The images don't correlate to the x-axis perfectly.
I don't think it's a good idea. Will confuse a lot of people, who stumble on this graph by chance. I'd certainly make examples more emphasized to illustrate the point behind this. Eastward and Superbrothers are both very much traditional pixel games, despite having non-pixel effects and lightning on top. Dan Fessler's squirrel mockup is a classic example as well, and should be somewhere in the middle I think. By the way, where does this sample with red mountains and blue forest comes from?
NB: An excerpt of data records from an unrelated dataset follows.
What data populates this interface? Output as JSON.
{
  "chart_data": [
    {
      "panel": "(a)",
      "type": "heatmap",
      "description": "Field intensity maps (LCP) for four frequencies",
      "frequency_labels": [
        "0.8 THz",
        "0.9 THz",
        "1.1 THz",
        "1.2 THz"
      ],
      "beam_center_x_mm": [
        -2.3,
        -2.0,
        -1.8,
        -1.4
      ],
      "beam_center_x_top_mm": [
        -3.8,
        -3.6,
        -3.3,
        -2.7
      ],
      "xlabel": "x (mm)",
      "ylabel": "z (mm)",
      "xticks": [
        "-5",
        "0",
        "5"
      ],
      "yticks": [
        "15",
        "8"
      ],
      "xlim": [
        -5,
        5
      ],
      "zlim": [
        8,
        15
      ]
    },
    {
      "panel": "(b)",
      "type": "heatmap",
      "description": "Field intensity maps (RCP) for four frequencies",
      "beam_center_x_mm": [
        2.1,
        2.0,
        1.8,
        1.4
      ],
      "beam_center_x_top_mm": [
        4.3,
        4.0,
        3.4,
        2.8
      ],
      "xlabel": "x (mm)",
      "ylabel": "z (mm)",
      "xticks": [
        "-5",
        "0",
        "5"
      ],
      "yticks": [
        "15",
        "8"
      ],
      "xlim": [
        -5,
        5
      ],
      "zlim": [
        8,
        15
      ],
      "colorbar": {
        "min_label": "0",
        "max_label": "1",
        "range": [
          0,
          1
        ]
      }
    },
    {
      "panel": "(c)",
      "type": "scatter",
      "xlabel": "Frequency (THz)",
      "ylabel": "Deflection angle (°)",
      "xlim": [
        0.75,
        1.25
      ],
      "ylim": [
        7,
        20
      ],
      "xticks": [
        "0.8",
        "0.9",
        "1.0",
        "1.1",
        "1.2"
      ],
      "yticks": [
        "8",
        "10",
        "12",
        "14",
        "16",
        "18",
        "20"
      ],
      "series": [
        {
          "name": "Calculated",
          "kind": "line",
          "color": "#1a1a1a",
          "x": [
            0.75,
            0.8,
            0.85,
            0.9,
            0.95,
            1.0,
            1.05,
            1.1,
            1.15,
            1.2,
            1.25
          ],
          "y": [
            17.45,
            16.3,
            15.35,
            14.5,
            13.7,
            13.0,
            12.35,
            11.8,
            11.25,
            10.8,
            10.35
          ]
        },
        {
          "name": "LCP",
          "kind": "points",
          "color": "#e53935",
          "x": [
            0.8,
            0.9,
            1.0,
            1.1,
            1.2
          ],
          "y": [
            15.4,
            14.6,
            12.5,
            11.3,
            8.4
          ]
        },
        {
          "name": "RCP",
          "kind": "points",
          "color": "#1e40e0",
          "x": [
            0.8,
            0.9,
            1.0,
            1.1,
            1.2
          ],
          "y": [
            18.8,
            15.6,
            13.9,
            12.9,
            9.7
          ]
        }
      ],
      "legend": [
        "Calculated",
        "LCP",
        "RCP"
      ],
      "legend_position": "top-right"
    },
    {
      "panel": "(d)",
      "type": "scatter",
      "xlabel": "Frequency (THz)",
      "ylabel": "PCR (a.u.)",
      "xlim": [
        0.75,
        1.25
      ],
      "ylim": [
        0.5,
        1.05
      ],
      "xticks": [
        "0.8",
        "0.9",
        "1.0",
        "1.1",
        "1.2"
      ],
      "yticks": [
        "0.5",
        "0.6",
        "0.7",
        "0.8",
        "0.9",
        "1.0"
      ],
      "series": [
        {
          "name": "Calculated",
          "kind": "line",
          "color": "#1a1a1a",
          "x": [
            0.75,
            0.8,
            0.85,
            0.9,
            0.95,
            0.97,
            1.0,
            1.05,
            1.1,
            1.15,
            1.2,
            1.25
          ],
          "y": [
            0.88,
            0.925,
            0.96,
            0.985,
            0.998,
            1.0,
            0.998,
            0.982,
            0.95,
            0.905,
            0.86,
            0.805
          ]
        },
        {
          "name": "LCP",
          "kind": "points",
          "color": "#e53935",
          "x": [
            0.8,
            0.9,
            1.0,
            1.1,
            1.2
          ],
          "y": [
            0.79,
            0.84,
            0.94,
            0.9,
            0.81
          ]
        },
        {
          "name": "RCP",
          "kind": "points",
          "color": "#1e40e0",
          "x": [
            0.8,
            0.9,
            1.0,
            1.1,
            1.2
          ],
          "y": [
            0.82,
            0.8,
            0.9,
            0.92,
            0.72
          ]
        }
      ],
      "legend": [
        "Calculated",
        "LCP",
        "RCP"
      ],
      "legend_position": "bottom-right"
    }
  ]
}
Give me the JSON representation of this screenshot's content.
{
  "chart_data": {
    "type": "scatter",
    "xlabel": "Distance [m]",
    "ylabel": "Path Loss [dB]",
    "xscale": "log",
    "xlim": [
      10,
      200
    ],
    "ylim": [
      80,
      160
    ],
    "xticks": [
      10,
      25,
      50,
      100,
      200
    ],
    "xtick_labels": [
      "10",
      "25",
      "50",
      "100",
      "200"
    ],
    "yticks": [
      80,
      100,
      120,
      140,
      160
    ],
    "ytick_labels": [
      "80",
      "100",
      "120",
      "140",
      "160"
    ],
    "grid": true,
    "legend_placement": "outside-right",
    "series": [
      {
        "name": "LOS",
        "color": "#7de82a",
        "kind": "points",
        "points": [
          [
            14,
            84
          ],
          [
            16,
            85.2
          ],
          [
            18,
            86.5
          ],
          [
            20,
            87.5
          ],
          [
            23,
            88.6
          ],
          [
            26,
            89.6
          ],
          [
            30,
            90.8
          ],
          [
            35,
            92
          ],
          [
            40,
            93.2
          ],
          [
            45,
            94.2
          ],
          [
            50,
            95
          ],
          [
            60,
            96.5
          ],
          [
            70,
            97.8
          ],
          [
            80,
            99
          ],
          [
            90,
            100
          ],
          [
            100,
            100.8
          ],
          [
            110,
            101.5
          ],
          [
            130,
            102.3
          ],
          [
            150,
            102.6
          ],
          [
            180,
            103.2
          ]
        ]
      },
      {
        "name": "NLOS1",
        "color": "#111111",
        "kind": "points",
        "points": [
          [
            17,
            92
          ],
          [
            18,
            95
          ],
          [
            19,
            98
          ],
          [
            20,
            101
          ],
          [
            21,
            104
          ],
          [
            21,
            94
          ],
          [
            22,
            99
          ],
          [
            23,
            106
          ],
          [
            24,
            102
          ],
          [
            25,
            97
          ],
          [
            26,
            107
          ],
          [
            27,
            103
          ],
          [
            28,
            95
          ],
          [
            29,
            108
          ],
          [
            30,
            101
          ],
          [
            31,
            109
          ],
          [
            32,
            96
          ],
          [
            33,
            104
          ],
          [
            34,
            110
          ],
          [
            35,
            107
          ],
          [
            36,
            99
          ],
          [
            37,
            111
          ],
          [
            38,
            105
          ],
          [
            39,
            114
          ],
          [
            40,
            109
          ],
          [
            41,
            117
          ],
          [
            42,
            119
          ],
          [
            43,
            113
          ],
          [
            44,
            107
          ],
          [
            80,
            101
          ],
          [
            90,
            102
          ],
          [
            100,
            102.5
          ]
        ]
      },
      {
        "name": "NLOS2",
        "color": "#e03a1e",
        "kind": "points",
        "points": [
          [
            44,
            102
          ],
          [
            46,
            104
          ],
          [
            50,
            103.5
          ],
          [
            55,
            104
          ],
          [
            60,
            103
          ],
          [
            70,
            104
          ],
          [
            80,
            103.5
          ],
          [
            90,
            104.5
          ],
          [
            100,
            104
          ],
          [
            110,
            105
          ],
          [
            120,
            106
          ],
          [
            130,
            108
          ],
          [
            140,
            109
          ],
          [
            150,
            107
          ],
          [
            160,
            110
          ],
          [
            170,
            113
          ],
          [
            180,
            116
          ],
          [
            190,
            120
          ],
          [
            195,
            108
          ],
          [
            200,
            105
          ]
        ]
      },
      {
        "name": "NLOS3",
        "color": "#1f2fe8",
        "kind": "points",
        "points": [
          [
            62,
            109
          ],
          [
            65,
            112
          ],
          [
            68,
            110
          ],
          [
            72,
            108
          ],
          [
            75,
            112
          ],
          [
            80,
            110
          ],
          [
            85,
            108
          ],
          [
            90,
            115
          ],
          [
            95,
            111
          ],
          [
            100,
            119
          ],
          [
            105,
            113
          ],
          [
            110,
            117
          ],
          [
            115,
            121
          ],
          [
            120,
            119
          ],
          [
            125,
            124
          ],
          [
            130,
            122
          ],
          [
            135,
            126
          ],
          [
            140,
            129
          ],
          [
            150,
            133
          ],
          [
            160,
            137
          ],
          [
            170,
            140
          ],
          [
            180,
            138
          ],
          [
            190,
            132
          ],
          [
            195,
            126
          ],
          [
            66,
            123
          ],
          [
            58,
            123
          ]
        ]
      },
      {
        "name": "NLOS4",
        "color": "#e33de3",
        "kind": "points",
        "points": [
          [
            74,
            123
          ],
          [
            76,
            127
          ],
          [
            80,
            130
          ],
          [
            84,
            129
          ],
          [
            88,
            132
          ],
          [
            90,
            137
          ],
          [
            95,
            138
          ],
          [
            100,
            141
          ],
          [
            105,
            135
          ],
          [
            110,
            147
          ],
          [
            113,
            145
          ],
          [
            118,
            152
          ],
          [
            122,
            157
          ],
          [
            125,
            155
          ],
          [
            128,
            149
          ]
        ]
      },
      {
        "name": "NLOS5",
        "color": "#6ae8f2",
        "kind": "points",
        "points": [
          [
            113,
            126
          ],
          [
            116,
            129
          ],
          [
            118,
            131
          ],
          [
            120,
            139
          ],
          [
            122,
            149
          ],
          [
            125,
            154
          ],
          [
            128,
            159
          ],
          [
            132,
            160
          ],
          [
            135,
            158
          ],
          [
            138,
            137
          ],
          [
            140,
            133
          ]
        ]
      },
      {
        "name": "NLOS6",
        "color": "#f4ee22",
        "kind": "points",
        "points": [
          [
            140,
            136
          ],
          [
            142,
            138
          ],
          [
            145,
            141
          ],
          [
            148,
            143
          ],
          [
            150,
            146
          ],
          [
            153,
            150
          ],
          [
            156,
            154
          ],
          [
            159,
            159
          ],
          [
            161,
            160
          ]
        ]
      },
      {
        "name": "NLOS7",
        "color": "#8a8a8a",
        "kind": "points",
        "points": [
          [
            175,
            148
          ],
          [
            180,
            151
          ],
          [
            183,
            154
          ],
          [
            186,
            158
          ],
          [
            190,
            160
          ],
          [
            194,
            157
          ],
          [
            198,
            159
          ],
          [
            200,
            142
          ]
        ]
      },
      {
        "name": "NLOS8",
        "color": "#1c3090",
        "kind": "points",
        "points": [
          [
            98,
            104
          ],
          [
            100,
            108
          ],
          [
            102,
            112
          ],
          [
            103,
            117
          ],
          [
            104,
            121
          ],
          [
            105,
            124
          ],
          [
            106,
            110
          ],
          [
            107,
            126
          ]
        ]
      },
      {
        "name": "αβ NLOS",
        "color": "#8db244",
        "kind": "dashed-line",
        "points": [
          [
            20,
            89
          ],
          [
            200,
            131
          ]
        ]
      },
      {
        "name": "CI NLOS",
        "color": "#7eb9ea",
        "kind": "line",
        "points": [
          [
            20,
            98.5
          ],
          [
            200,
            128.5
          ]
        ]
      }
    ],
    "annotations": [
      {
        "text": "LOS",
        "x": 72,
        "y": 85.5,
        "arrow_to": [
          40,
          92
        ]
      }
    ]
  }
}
While I was much more of a purist before, now I'm leaning on "whatever makes you tick", which corresponds to broad definition by this chart. I'm still relying on good ol'
"caring about individual pixels" definition. Also palette conservation, but in my book "caring" does include this as well. Opinions on border of these will differ from person to person.
On the
left side my prime example is Slain! Personally I don't consider it pixel art, though quiet expectedly many will. It's digital art made with hard brushes, so it heavily resembles pixel art. Some sprites are pre-rendered low-poly models. Don't get me wrong, it looks cool.
Index painting would certainly be on the far
right side, borderline with digital painting. The real difference is palette conservation, though this border is blurred. How many colors are too many?
Many of modern point-n-click adventures have pixel sprites and low-fi non-pixel backgrounds, that I'll probably put outside borderline definition. But they look pixelated and
blurry rather than pixelated and
noisy, so I'm not sure about them. Guess they are closer to digital art on the
right side?
Most of pixel graphics are made for game projects. I think it's not the purist definition that matter in this case, but rather question "why pixel art?"
Cheap could be a perfectly reasonable answer, nothing wrong with that.
Nostalgia is also fine. But for me it would be
crispness or
sharpness. Good palette and color conservation make image pleasant to look at. While crispness not only makes everything very readable, but can also have noticable effect on gameplay, especially in action games. That's why I tend to dislike games that look very muddy and use many shades of grey, but very much attracted to any Nitrome games, since they all look super sharp and perfectly readable, even when scaling and rotating sprites. That's what attracts me to pixel-based games, and in my eyes is one of the main strengths of the medium. Making muddy pixels can convey a certain dirty effect, but I'm not a fan.